In your case, I'd advise: each conference has (conceptually) a start-time of type "LOCAL DATETIME", and also has a timezone (the timezone can either be implicit in its location, or stored explicitly along the other data). That is conceptually correct: if the user says "The conference starts at 11:00 am", he means "at the moment at which the clocks it that city marks 11:00 am" (even if tomorrow the goverment decides to change the country GMT offset). It's also relatively simple to implement, as Java and Mysql are not very clever about timezones. Just stick (in your scenario= to this interpretation: Datetimes for conferences events are LOCAL, they do not represent a point in time in the physical continuum line of time, but a civic concept. (Think of it as -almost- a string). The drawback, of course, is that it will more difficult to do time calculations, specially inside the DB.

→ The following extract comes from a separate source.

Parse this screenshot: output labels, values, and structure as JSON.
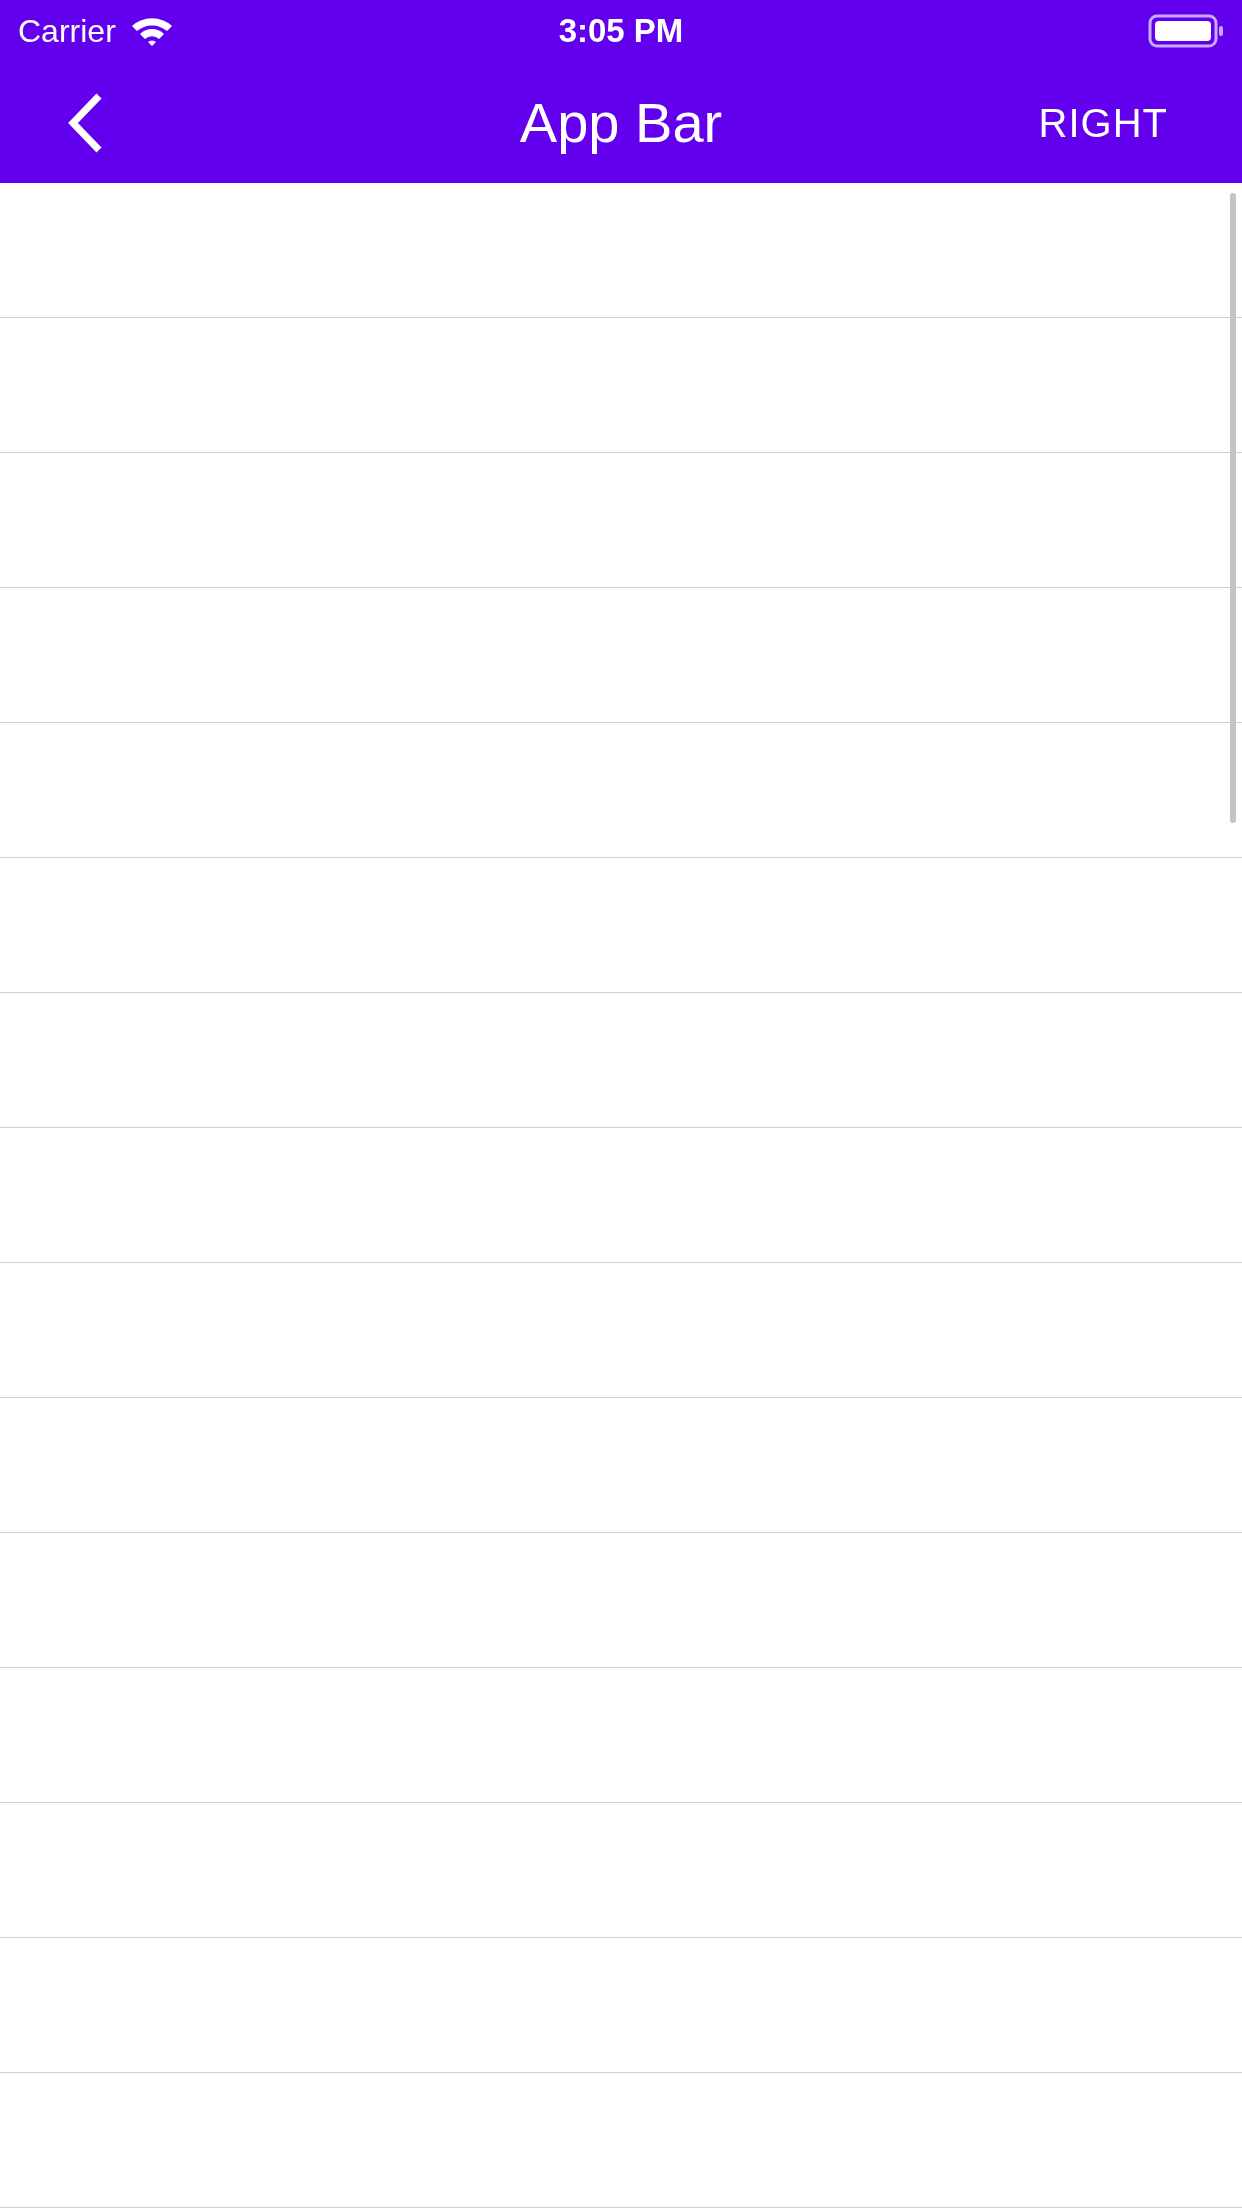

You'll only need to convert it to a "physical time" if you need to compute, for example, the interval from now to that event (if you need to rise an alarm, or distinguish events in the past from events in the future, etc). Because "now" is a physical time concept. In that case, you must do the conversion yourself. If you need to make that calculation inside the DB, you'll probably have to store the GMT-offset (say, in minutes) in the DB explicitly.

leonbloy
A: 

I found the problem. MySQL's DATETIME doesn't store any timezone information but java.util.Date does. So when Date was sent to my Flex client through an AMF channel, Actionscript applied a timezone offset. I solved the problem by replacing Date-typed fields by integers (date, month, year) and rebuilding actionscript Dates on the client side when needed.

Sebastien
No, `java.util.Date` does not store any timezone information. It's nothing more than a container for a number of milliseconds since 01-01-1970 00:00:00 UTC. A `java.util.Date` object represents an "absolute" moment in time, it doesn't by itself know anything about timezones.
Jesper
+1  A: 

I suggest you store and use all times in GMT, ie. GMT+0. This is the way system clocks are used in many system.

Only when you display the time, do you need to convert the time to the local timezone which is something you only need to do on the GUI. This keeps your servers timezone free.